Yeah. I'll tell you exactly what happened. The Stones came down to the club and they were standing in the coffee bar having a cup of coffee. The kids were standing round them - just looking at them. Not talking to them - just looking. And I played all of the original tracks off their first album, which had just come out....'I'm A King Bee' by Slim Harpo, 'Walkin' The Dog' by Rufus Thomas, Arthur Alexander... They knew exactly what I was doing... I played them in exactly the same order as the LP. It was just me saying..there's a North/South thing. I'm a Southerner by birth - but a Northerner by emotion. I prefer the North. I'm not saying I don't like Southerners, but they tend to be so temporary down there. To me if something's solid then its worth looking after. Whereas they're into it and out of it. Which is really not the Northern style.



I actually got on OK with The Stones.
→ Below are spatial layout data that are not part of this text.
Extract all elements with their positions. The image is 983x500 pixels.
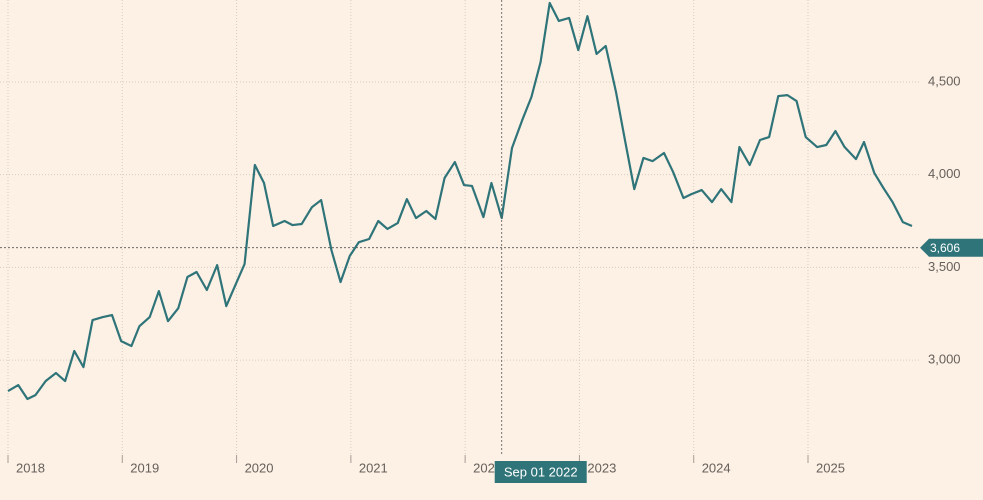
y-tick-label: 4,500 [928,73,961,88]
crosshair-x-label: Sep 01 2022 [504,464,578,479]
x-tick-label: 2023 [587,460,616,475]
line-series [7,1,913,401]
x-tick-label: 2020 [245,460,274,475]
x-tick-label: 2021 [359,460,388,475]
y-tick-label: 3,000 [928,352,961,367]
x-tick-label: 2019 [130,460,159,475]
x-tick-label: 2018 [16,460,45,475]
crosshair-y-label: 3,606 [930,241,960,255]
y-tick-label: 3,500 [928,259,961,274]
y-tick-label: 4,000 [928,166,961,181]
x-tick-label: 2025 [816,460,845,475]
crosshair-y-badge [920,238,983,257]
x-tick-label: 2024 [702,460,731,475]
crosshair-x-badge [494,461,587,483]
Brian Jones bought a copy of R&B Scene [Roger's own magazine fom the early/mid-60's] from me when I was in London. Mick Jaggger once bummed a cig off me. That sums up The Stones for me. But joking aside, I'm one of the DJ's that publicised the music, but when when The Stones went to The States they got Howlin' Wolf onto primetime national televison. Fucking Hell. That's the thing to do. I admire them for doing that.

I'd be playing tunes in the club and those guys would be listening. You know Rod Stewart and those guys. Pete Stringfellow used to come over and write down the name of every tune that I played. I didn't really know what was going on. I wasn't sharp enough business-wise to realise what I had going. I'm not bitter about it because I am absolutely totally committed to the music. It means so much to me.

I recently met this black American guy who came over to see me. He's at University in The States and he's doing a thesis on Northern British Appreciation of Black American Music. He'd been to see everybody on the Northern Scene...all the Northern DJ's and so on they all said 'go and see Roger Eagle - he started it all'. Eventually he turned up here with a camera and I blew his head off completely. I started playing him tunes...he went away with a cassette - with what you would probably think are fairly obvious tunes on it. His mind was completely wrecked. This guy's in his 40's, maybe 50's and he's a serious man ....and he's never heard Ray Charles! I said, if you want to talk about Northern Soul there's plenty of people better placed than I am to tell you ...but if you want the history about white Northern English appreciation of Black American music you talk to me! I'll straighten it out for you. I did.

I said: this is where it started in the 50's. When it was exciting. I don't want to know about white artists ripping off black artists ...that's bollocks. Everybody covered everyone else! Nat King Cole - one of the most successful black entertainers of all time - he would cover white show tunes, pop tunes, blues tunes - across all boundaries. He didn't care. Ray Charles was one of the first black artists to see the possibilities. I said to this guy 'have you ever heard "I'm Moving On" by Ray Charles? As far as I know it's one of the first cases of a black artist covering a Country & Western song - a Hank Snow tune'. I had to put it on tape...he'd never heard it. I love the train rhythm through the track building up towards the end. As far as I'm concerned a tune this strong ought to be played. I bet you've heard it so many times without really clocking just how strong a track it is. It's a head record. Atlantic were starting to experiment with different instrumentation. Moving away from the basic drum, bass, guitar, sax and piano. They put a distorted pedal steel guitar on it. It's one of my all time favourite records.

Ray Charles is the only artist I've never managed to meet. I was at the Free Trade Hall and he walked right past me. His bodyguards - New Yorkers in pork pie hats and shades - said 'Yeah you can talk to Ray..... in London. Make an appointment son'. I said 'No I want to talk to him here.....'. It's a shame. It was about '63/'64 he had a huge, huge band.....but he'd lost it by then. You know I talk to people about Ray Charles and they immediately think 'Take These Chains From My Heart' and they say 'Ray Charles??'. He was a genius.